Séjournant à Antibes en 1888, Claude Monet se dit très inquiet de ce qu’il fait : « c’est si beau ici, si clair, si lumineux ! On nage dans de l’air bleu, c’est effrayant ! ». Cette réflexion dénote le choc d’un peintre habitué à la lumière subtile de la Normandie, de la vallée de la Seine ou de Londres lorsqu’il est confronté à la lumière méditerranéenne. Plus profondément, elle exprime une attitude profondément contemplative : le peintre reçoit les falaises d’Etretat, le reflet de l’église de Vétheuil dans la Seine, le Parlement britannique environné de brume, la fumée des locomotives dans la gare Saint Lazare ou le jeu du soleil sur la façade de la Cathédrale de Rouen comme de sublimes et éphémères manifestations de la Beauté qu’il lui faut fixer sur la toile. Le métier de peintre est une lutte incessante, que les « séries » (de meules de foin, de cathédrales, de paysages) illustrent parfaitement : Monet mène de front plusieurs toiles, qu’il reprend à différentes heures de la journée de manière à capter la luminosité propre à différents moments.

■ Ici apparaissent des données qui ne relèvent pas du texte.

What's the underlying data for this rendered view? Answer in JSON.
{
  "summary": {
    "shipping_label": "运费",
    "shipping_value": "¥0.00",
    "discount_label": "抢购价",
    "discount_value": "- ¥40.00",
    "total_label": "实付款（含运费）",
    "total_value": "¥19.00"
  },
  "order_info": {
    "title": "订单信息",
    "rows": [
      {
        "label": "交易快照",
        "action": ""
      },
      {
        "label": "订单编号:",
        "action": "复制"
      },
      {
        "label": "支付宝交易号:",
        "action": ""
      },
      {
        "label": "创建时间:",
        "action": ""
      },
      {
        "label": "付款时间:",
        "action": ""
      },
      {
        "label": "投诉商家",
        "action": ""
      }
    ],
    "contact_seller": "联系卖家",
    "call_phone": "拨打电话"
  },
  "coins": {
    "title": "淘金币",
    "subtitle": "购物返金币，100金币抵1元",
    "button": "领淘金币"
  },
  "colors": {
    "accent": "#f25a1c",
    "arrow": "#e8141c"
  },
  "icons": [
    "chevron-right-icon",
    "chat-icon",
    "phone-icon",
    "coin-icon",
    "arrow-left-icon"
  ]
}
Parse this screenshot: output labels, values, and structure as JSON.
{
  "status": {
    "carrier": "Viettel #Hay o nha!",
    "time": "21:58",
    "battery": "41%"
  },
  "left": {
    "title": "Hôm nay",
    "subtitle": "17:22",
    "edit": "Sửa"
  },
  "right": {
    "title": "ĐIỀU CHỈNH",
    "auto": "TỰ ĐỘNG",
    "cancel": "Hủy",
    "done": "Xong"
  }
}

Au début 1880, Monet peint la débâcle de la Seine à Vétheuil. L’hiver a été particulièrement rigoureux et le fleuve charrie d’énormes blocs de glace disloqués. Quelques mois plus tôt, il avait peint sa jeune épouse Camille sur son lit de mort. Comme le dit le catalogue de l’exposition, « le visage semble emporté comme les glaçons des Débâcles sur la Seine, au diapason du  deuil et de la douleur de l’artiste ». Cette toile est particulièrement émouvante.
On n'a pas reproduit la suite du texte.